Practical use – Add permissions to specified users (directly from the blog example above) :

You can see from the auth_permission permission table: If you want to add permissions to a given user, you can do this by performing a many-to-many operation on the table auth_user and the intermediate table auth_permissons, auth_user_user_permissions. That is, let the specified user and the permission to add a relationship! (Add many-to-many table relationships)

① Note: import permission table!

② Figure a convenient, directly find a view in the operation:

③ Now if you visit the blog add page, even if you log in to the ordinary user (ID: 1) will find that you can also access, this means that WE have successfully added to the ordinary user add permission!

Second: group management!

A user has the permissions of the user group to which he belongs. It is a more convenient way to manage permissions using the user group. The Group contains multi-pair, multi-field permissions, which is maintained in the database by the Auth_group_Permissions data table.

  • Add permission: group.permissions. Add (permission)

  • Delete permission: group.permissions. Delete (permission)

  • Clear permissions: group.permissions. Clear ()

Practical use – Add permissions to groups (directly from the blog example above) :

How to understand? Just think of the above to add permissions to a few users is not very troublesome, but if you want to add permissions to a lot of users is not very troublesome, so the concept of adding permissions to groups.
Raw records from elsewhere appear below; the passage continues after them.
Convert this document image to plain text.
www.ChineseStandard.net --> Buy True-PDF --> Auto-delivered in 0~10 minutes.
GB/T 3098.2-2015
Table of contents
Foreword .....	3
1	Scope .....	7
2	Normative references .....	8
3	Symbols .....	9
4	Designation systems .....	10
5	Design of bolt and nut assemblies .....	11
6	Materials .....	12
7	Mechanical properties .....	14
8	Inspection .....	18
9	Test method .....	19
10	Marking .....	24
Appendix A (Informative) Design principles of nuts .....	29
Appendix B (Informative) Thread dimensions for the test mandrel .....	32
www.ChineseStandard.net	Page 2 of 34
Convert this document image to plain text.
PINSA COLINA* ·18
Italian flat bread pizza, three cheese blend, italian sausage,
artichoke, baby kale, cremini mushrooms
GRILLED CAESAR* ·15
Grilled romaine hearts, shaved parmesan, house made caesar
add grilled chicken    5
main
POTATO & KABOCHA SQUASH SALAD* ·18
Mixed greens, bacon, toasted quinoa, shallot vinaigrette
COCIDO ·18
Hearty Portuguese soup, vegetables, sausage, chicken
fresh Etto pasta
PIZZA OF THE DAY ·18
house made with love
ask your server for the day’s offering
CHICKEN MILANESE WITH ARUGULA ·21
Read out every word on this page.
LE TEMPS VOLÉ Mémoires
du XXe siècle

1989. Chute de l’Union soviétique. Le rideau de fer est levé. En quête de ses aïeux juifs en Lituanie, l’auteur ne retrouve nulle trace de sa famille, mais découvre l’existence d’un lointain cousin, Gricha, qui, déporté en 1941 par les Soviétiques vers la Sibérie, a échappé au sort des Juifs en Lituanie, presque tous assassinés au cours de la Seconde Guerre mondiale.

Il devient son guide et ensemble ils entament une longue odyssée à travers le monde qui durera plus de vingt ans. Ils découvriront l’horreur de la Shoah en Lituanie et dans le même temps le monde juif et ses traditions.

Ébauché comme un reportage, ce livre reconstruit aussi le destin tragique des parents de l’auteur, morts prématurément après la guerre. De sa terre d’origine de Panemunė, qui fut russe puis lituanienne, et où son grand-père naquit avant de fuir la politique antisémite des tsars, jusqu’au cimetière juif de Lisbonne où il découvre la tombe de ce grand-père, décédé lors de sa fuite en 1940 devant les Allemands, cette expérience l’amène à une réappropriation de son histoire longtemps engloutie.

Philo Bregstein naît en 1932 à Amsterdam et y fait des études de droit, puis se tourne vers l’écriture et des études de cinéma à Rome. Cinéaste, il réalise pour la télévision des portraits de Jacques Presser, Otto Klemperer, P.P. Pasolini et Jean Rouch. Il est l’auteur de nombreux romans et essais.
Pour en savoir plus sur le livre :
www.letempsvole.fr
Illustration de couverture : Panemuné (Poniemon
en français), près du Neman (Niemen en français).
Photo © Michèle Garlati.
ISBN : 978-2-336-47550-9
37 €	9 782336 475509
We can set the delete permissions to a group; View permissions set to a group… If there are dozens of users who need to add view permissions, just drop them all into the view permissions group! And if you want to have access to the user’s permission to change or upgrade, this is also very convenient!

Structure of group information table:

① Note: Import the group information table

② Create a group by observing the structure of the group information table:

③ Add permissions to the newly created group. :

④ Add a user to a group and explain how to add a user to a group that has permissions:

⑤ Now if you visit the blog add page, even if you log in to the ordinary user (ID: 3), you will find that you can also access it, which means that WE have successfully added the add permission for this ordinary user!

🔆 In The End!

Start now, stick to it, a little progress a day, in the near future, you will thank you for your efforts!